There’s been much talk of late about the decline in the numbers of African American major league baseball players. Commensurate with this trend has been the rise of the Latin ballplayer. Indeed, there are so many guys named Cabrera and Gonzalez on MLB rosters these days, it gets dizzying trying to keep them all straight. But after years of fairly halting progress, the major league ranks are starting to also take on a distinctively Asian look.
It’s 43 years since 20-year-old Masanori Murakami (left) joined the San Francisco Giants and became the first Japanese player in the major leagues. In parts of two seasons (1964-65), Murakami, working mostly as a reliever, totaled 5 wins, 1 loss, 9 saves, and compiled a 3.43 ERA in 54 games. Not bad numbers at all. Contractual obligations forced his return to Japan, where he went on to have a long and productive if unspectacular career. It took 30 years for the next Japanese ballplayer, Hideo Nomo, to enter the American baseball scene.
But now, finally, there are enough Asian ballplayers in MLB that we can actually put together a pretty decent team, one capable of winning games against other major league competition. You have to finagle the positions a little bit, with the biggest risk having no legit shortstop on the squad (we had to move Tadahito Iguchi over from his usual second base). First base, too, became a problem, and big was our disappointment to learn that South Korean-born first-baseman Hee Seop Choi, late of the Cubs, Dodgers and Marlins (and the rosters of the Red Sox and Devil Rays) has been out of the American game since 2005. Choi, the first-ever Korean fielder in the U.S. major leagues, has returned to his homeland to play for the Kia Tigers. He’s currently on rehab assignment, recovering from a fractured rib. (If you return to the States, Mr. Choi, first base is waiting for you, and we’ll move Godzilla back to the outfield.)
So here’s the proposed lineup, with the players’ current team affiliations and countries of origins. We could use a little more longball power from our Far Eastern squad, but the pitching’s pretty solid. Play some tenacious D behind “Dice-K” and Chien-Ming Wang, and we win our fair share of contests. (One of those pitchers will have to develop into our closer, though.) We’ll also have to play in the National League, so we can forgo the designated hitter issue. (Come back, Choi. Come back!)
1. Ichiro Suzuki, OF, Seattle Mariners (Japan)
2. Tadahito Iguchi, SS, Chicago White Sox (Japan)
3. So Taguchi, OF, St.

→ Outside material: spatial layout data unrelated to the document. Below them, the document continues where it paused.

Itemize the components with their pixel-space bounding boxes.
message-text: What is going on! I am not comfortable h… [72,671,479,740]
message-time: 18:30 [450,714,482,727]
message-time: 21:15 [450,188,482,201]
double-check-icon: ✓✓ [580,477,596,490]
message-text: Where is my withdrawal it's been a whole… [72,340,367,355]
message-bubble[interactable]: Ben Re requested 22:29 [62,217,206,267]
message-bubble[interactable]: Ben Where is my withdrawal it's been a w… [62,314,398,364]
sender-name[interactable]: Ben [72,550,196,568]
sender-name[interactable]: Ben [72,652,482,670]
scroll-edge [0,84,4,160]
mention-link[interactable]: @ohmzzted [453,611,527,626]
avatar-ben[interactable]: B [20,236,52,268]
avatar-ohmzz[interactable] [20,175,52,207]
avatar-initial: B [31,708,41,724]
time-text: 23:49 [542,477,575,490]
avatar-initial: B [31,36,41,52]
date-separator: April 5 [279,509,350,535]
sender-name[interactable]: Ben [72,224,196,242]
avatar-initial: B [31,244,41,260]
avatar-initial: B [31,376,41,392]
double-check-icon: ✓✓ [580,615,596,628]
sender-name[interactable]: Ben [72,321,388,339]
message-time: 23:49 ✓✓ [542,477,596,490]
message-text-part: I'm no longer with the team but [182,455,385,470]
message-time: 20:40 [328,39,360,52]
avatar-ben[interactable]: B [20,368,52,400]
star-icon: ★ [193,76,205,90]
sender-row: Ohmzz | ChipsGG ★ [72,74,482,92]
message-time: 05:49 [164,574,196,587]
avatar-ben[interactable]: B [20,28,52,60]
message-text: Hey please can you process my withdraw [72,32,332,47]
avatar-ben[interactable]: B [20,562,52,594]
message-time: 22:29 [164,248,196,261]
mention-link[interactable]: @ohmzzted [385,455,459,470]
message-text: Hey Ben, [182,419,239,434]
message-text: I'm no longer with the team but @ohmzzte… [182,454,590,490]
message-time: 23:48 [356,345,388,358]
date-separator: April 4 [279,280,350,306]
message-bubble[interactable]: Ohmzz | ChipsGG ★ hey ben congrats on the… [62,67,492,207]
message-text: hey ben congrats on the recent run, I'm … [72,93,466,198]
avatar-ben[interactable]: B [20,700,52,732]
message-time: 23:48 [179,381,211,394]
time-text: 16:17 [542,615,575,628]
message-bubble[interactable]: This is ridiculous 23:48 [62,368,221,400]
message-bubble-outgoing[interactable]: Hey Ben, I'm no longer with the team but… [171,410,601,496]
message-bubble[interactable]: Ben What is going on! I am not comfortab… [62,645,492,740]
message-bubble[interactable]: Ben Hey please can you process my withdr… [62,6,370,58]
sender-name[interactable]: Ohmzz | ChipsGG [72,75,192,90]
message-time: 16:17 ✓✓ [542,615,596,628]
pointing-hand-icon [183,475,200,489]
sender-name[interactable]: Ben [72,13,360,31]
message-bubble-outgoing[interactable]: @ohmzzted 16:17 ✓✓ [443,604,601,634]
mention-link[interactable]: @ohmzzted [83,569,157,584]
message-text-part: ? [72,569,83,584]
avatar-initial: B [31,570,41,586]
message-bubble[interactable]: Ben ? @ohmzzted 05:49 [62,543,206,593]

Louis Cardinals (Japan)
4. Hideki Matsui, 1B, New York Yankees (Japan)
5. Akinori Iwamura, 3B, Tampa Bay Devil Rays (Japan)
6. Kenji Johjima, C, Seattle Mariners (Japan)
7. Shin-Soo Choo, OF, Cleveland Indians (South Korea)
8. Kazuo Matsui, 2B, Colorado Rockies (Japan)
9. Daisuke Matsuzaka, SP, Boston Red Sox (Japan)
Other Starting Pitchers
Chien-Ming Wang, New York Yankees (Taiwan)
Byung-Hyun Kim, Florida Marlins (South Korea)
Cha Seung Baek, Seattle Mariners (South Korea)
Jae Weong Seo, Tampa Bay Devil Rays (South Korea)
Tomokazu Ohka, Toronto Blue Jays (Japan)
Hideki Okajima, Boston Red Sox (Japan)
Takashi Saito, Los Angeles Dodgers (Japan)
Jae Kuk Ryu, Tampa Bay Devil Rays (South Korea)
Akinori Otsuka, Texas Rangers (Japan)
Pitchers on the Bubble
Chin-hui Tsao, Los Angeles Dodgers (Taiwan). Currently on DL.
Chan Ho Park (South Korea). With 113 career wins since 1994, Park, soon to be 34, is definitely the grand old man of Asian MLB players. He won seven games for the Padres in 2006, and began 2007 with the Mets. Then he was optioned to AAA New Orleans on May 3. We really want you to come play for us anytime, Mr. Park, but you need to be on a major league roster first.
Kei Igawa (Japan) started the season with the New York Yankees, then was sent down to AAA affiliate Scranton on May 7.
Hong-Chih Kuo, Los Angeles Dodgers (Taiwan), is currently on assignment with AAA Las Vegas.